The draft NKQ items were based on the literature review of NK-specific symptoms, as well as symptoms identified in related eye diseases. The literature review primarily identified clinical diagnosis and management articles aimed at healthcare providers. Despite a substantial overlap, the concepts identified from the literature vs. by participants did not align perfectly, likely due to differences in the perception of disease-specific, clinically meaningful signs and symptoms between clinicians and patients. However, all concepts identified during the concept elicitation portion of each interview and supported by the NK-specific literature were already included in the draft NKQ item pool, assuring that the draft NKQ fully captures all NK-relevant concepts. Additionally, as described in Patrick et al. (2011) [18], no established thresholds exist for making decisions to modify a draft tool based on data collected from cognitive interviews. Instrument developers must determine what changes are required based on clear issues with concept clarity, recall considerations, and recommended modifications. In this study, in cases where only one or two participants reported an issue with item comprehension or made a suggestion to change the tool due to perceived item redundancy, it was deemed insufficient evidence to move forward with revisions to the tool. Item-level analysis indicated that a number of items may be eligible for deletion based on floor and/or ceiling effects; however, no conclusions could be drawn based on this preliminary sample. A conservative approach to instrument development was utilized in this study and no items were removed from the item pool after cognitive interviews. Further testing of the NKQ should be conducted in a future clinical trial of NK. Data from this study could be utilized to examine item performance characteristics, identify items for reduction, develop an appropriate scoring algorithm, and subsequently assess the reliability, validity, responsiveness, and responder thresholds of the NKQ.

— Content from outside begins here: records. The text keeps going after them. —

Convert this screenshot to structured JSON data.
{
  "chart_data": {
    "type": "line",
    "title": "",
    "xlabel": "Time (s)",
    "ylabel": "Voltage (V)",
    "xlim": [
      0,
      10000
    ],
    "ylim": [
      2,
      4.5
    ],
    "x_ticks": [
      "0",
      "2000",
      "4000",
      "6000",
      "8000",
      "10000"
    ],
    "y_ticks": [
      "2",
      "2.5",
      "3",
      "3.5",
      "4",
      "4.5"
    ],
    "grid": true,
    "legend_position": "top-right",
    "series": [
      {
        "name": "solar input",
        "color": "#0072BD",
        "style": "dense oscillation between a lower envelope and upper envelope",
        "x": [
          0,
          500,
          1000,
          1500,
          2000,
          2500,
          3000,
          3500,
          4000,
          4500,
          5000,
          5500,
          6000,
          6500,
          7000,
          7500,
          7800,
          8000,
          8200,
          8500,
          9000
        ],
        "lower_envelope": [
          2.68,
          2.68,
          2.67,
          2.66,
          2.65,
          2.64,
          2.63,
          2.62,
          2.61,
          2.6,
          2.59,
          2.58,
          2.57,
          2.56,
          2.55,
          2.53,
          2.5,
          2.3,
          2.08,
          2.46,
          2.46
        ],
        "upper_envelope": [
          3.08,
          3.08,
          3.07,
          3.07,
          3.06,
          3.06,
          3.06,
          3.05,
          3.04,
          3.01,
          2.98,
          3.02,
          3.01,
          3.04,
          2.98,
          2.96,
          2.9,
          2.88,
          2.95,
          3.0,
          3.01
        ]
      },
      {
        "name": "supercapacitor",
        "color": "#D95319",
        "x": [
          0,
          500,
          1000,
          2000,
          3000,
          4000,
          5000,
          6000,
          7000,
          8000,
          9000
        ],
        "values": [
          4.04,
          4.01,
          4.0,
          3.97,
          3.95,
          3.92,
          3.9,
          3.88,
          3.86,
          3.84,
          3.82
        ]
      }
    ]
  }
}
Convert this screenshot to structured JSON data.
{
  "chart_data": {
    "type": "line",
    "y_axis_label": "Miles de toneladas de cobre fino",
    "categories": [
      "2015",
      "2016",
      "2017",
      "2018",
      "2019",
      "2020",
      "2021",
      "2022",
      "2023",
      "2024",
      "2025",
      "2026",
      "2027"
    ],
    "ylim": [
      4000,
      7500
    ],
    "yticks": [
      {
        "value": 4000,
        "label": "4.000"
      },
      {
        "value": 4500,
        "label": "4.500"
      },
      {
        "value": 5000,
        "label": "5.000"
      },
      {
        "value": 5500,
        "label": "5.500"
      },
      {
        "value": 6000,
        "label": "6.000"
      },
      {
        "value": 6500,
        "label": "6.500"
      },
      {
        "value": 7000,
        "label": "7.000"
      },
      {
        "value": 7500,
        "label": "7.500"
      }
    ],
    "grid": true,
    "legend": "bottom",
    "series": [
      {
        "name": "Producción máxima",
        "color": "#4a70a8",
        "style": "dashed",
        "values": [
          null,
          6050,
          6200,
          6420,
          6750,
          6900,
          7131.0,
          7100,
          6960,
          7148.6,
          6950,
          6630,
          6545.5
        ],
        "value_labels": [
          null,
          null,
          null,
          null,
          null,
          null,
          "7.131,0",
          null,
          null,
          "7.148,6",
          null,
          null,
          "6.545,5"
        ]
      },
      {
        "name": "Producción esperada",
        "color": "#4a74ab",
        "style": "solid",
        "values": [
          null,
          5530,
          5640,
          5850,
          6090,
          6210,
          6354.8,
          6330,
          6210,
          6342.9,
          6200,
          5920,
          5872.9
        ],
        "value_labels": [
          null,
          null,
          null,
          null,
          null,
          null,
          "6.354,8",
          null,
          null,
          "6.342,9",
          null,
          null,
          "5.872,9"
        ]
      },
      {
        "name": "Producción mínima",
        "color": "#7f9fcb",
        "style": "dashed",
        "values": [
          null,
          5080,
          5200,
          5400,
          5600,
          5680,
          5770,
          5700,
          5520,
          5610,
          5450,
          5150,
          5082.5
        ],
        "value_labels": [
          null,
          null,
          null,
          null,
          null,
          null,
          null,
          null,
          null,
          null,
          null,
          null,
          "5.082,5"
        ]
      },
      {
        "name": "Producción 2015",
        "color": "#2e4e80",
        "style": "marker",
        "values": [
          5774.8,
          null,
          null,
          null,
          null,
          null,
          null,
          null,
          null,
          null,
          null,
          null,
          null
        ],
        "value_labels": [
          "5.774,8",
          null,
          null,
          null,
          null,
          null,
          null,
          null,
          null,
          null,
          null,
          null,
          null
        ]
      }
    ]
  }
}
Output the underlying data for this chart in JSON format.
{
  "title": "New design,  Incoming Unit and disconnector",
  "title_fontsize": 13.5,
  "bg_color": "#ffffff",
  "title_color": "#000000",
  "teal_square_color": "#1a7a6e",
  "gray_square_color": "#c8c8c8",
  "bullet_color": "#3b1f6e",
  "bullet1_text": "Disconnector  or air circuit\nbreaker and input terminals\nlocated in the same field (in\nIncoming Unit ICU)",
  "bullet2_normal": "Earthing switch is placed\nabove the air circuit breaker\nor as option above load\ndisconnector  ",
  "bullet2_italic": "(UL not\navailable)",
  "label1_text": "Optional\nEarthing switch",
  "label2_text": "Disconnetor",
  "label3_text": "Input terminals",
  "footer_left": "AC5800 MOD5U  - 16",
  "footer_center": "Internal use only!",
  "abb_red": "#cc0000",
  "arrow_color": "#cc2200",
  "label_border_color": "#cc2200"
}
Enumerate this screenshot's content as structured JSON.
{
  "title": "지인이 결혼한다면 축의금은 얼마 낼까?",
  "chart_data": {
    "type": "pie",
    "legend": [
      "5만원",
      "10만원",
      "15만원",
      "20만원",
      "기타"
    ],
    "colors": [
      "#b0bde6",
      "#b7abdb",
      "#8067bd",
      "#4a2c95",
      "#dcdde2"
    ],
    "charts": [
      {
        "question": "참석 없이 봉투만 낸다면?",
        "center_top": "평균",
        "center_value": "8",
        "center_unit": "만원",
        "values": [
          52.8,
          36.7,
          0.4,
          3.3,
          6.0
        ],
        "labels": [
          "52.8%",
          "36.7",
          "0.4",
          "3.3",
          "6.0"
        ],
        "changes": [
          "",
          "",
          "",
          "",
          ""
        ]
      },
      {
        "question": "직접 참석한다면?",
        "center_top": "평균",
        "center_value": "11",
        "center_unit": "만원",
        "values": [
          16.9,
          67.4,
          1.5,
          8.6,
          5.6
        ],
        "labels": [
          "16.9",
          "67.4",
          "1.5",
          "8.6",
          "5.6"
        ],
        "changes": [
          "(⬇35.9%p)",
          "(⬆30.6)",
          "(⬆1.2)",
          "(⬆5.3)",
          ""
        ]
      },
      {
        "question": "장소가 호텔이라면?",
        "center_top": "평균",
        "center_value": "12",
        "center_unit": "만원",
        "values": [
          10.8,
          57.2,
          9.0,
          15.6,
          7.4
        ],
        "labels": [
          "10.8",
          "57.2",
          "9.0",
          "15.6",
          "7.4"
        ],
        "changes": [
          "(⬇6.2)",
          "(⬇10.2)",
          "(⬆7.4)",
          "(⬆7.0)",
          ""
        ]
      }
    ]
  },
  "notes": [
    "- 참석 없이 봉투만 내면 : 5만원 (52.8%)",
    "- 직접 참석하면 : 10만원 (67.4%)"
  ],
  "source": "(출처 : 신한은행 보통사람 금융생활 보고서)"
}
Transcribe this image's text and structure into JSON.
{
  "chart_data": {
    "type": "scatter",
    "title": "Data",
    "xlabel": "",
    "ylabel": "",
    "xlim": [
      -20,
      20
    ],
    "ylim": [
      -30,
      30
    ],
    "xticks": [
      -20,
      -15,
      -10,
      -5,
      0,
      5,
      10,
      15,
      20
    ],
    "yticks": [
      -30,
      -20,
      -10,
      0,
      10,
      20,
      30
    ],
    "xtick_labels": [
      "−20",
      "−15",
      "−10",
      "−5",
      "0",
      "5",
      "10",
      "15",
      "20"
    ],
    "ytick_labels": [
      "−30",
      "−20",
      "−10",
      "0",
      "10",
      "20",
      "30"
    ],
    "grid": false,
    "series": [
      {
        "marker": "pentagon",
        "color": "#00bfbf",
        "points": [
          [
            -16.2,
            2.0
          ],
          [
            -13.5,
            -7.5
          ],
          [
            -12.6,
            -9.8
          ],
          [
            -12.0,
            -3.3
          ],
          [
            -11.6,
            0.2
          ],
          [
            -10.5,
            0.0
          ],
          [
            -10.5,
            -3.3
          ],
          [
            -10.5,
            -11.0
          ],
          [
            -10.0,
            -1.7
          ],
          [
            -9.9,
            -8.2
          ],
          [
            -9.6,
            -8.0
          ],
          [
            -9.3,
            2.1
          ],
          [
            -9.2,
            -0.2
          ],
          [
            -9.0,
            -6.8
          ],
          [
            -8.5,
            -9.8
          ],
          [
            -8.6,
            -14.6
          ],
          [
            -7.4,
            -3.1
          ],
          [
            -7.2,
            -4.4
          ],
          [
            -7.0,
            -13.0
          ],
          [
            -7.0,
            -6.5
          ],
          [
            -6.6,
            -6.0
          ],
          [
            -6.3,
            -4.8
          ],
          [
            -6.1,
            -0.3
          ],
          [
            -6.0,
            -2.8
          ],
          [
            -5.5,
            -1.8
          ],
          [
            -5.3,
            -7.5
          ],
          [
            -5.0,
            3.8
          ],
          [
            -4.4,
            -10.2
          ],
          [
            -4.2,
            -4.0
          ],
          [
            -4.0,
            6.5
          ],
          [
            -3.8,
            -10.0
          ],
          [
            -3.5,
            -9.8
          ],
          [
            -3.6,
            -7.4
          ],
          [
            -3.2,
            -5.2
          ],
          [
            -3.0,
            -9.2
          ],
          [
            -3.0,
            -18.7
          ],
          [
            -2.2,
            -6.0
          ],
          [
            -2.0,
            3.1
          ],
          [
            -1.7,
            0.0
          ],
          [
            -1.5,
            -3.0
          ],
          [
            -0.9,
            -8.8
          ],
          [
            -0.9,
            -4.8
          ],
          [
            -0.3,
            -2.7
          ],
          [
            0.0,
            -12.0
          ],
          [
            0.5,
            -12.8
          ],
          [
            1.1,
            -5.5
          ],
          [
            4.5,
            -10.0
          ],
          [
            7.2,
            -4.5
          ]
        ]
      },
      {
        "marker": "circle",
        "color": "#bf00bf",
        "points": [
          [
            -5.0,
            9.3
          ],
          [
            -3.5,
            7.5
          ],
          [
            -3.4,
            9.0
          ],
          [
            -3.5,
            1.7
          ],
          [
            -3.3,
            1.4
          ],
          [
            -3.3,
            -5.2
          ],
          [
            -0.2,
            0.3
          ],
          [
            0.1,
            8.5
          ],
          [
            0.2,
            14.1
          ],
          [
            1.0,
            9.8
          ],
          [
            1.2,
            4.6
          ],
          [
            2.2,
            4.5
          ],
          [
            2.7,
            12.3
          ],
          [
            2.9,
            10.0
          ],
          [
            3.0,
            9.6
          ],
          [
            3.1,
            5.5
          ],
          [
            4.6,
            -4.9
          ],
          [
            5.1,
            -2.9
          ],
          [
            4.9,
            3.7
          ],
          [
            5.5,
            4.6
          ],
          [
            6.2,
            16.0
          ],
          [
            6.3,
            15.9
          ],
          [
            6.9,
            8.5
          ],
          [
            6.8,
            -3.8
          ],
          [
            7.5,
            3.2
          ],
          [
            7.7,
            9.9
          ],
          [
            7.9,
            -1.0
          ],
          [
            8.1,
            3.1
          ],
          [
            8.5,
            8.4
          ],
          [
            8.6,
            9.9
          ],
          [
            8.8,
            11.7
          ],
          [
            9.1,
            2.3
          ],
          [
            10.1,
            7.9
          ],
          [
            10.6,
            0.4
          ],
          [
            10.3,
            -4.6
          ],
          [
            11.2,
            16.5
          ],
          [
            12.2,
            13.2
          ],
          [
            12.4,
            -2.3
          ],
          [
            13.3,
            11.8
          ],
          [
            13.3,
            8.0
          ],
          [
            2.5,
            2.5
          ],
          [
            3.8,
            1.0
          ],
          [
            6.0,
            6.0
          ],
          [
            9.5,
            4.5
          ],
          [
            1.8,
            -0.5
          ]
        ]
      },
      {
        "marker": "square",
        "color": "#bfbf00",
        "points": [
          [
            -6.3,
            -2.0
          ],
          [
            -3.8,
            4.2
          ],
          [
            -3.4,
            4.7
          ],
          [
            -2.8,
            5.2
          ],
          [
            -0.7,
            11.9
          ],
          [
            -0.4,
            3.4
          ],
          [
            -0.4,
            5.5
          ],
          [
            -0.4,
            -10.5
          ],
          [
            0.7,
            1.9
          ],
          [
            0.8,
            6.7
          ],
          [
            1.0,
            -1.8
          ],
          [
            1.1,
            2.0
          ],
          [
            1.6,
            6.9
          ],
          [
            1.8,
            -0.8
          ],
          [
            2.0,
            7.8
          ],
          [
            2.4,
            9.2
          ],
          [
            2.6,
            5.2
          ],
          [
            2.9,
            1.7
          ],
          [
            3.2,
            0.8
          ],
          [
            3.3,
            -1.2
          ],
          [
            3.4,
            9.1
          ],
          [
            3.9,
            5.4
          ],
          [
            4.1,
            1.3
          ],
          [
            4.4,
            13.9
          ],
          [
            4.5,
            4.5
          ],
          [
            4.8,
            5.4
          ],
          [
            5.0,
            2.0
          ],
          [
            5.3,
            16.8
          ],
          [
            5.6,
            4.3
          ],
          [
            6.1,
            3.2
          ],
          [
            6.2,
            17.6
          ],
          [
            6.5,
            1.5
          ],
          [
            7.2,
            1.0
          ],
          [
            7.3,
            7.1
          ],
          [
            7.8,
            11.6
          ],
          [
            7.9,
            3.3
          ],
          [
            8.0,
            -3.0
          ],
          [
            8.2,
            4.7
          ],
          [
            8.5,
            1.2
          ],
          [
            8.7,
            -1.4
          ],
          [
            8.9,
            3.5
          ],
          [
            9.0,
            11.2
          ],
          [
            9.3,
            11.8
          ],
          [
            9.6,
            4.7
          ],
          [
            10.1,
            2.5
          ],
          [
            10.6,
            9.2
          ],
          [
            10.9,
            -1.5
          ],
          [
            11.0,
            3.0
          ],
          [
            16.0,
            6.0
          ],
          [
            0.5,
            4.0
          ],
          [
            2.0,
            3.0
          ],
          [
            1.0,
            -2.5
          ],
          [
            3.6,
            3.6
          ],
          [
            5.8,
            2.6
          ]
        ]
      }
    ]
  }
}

The present qualitative study had several notable strengths. Participating patients were generally representative of patients expected to be recruited in future NK clinical trials. The draft NKQ was developed in-line with the FDA PRO and Rare Disease guidance documents and maximized patient input from a rare disease population by developing a draft tool grounded in the literature ahead of concept elicitation interviews. Interviews were then split into a concept elicitation section to ensure concept saturation was achieved. Reflective of the modified methodology in a rare disease population, analysis of the concept elicitation section provided evidence that concepts raised by participants mapped to the draft NKQ items and no clinically important concepts were missing from the draft tool. The second part of each interview focused on cognitively assessing the draft NKQ and ensuring the recall period, instructions, item concepts, and response options were understood and relevant to participants. Justified flexibility in rare disease population regulatory submissions, including PRO development, is understood [27] and has been supported by regulatory agencies historically [40].

Conclusion

This study represents the first step in the development of the NKQ. The evidence gained in this qualitative study provides support for the content of the draft NKQ among adult patients with NK. The concepts included in the draft NKQ are important to patients with NK; the items, response options, and recall period are understood and acceptable, supporting establishment of the NKQ’s content validity. Additional quantitative work to evaluate item characteristics, item reduction, scoring, and assessment of the reliability, validity, responsiveness, and responder thresholds is required to provide further evidence that the NKQ is fit-for-purpose in regulatory submissions and demonstrate its ability to measure the effect of new treatments on symptoms and impacts associated with NK.